一個具備數位背景式校正機制之十三位元每秒一億次取樣0.18-um CMOS導管式類比數位轉換器的設計

Abstract

In the front-end of a conventional pipelined ADC, the embedded multiplying digital-to-analog converter (MDAC) has to meet very stringent noise, speed, and linearity requirements. As a result, the MDAC needs an operational amplifier (OP) with a very high open-loop gain and a large unity-gain bandwidth. Such an OP dominates the overall power dissipation of the pipelined ADC. Moreover, as the advanced technology keeps scaling, the reduced supply voltage limits the signal headroom and the reduced channel length decreases the intrinsic gain of transistors.Consequently, it is very difficult to design an OP that can achieve the stringent specifications with the advanced technology.
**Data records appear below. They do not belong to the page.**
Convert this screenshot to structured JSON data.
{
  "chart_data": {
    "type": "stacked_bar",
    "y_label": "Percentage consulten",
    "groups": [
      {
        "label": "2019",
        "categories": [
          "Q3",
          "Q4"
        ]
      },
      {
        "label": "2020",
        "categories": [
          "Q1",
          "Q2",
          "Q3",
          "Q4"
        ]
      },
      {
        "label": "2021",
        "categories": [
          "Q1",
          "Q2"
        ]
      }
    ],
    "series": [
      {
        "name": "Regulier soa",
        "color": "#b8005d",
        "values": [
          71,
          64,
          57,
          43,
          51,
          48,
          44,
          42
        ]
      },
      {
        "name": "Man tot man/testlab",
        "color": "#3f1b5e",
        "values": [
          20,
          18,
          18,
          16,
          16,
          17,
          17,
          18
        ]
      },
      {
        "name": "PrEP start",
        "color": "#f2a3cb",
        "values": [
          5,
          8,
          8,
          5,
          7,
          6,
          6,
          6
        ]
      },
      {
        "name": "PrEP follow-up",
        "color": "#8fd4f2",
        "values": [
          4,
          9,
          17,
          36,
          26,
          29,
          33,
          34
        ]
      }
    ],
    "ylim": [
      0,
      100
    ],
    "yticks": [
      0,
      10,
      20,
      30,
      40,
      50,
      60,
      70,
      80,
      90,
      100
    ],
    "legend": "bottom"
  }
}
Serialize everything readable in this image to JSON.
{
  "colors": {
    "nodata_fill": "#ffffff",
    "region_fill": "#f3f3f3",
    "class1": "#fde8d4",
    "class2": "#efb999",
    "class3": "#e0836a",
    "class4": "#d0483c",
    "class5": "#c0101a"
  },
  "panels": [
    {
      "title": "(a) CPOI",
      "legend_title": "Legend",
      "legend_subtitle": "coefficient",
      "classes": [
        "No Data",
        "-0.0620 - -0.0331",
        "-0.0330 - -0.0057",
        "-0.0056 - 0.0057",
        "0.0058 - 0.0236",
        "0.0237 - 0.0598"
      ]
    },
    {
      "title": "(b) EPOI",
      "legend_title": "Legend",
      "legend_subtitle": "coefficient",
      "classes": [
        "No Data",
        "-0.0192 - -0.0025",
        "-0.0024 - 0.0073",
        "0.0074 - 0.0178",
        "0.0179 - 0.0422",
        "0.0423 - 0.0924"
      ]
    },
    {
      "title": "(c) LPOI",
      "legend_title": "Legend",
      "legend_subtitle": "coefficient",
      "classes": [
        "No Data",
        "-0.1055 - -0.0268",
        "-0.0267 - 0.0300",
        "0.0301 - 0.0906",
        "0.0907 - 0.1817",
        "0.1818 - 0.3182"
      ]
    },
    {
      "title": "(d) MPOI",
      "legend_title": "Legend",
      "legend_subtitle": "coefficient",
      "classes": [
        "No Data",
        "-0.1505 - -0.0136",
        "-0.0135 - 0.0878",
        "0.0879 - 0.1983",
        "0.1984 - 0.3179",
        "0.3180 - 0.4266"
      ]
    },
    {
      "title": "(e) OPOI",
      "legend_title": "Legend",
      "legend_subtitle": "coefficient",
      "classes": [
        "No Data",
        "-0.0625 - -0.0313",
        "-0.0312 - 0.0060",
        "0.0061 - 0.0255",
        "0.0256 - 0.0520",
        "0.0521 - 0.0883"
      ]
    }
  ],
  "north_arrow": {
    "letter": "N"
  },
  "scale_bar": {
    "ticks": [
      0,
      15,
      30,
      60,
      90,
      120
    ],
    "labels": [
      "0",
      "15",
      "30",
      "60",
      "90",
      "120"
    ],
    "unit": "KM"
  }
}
In order to save power and alleviate the design difficulty in advanced technology,this thesis proposes a 13-bit 100-MS/s pipelined ADC with digital background calibration. The design replaces the conventional closed-loop residue amplifier with a simple open-loop architecture in the first pipelined stage which specifications is the most stringent in the pipelined ADC. The gain error and the third-order nonlinearity of the open-loop residue amplifier are calibrated using a digital background calibration technique. The calibration scheme continuously estimates and calibrates the errors introduced by the imprecise and nonlinear gain of the open-loop residue amplifier. By adopting the concept of digital-assist analog circuit design, this thesis implements a high performance pipelined ADC with the aid of CMOS scaling. The proposed pipelined ADC has been designed and fabricated in a TSMC 0.18-um CMOS process and the digital background calibration is implemented by a FPGA. The measurement results show that the ENOBs of the ADC output with calibration and without calibration at an analog power supply of 1.65V, a digital power supply of 1.8V, and a sampling rate of 12MS/s are 5.3 bits and 7.2 bits,respectively. There are two possible reasons that cause the performance degradation of the pipelined ADC. First, the pipelined ADC can’t work properly and the offset of the backend stage can’t be cancelled because of a timing error of the comparator design. Second, the operating speed of the flash memory on the FPGA board limits the sampling rate of the pipelined ADC to be less than 12MS/s.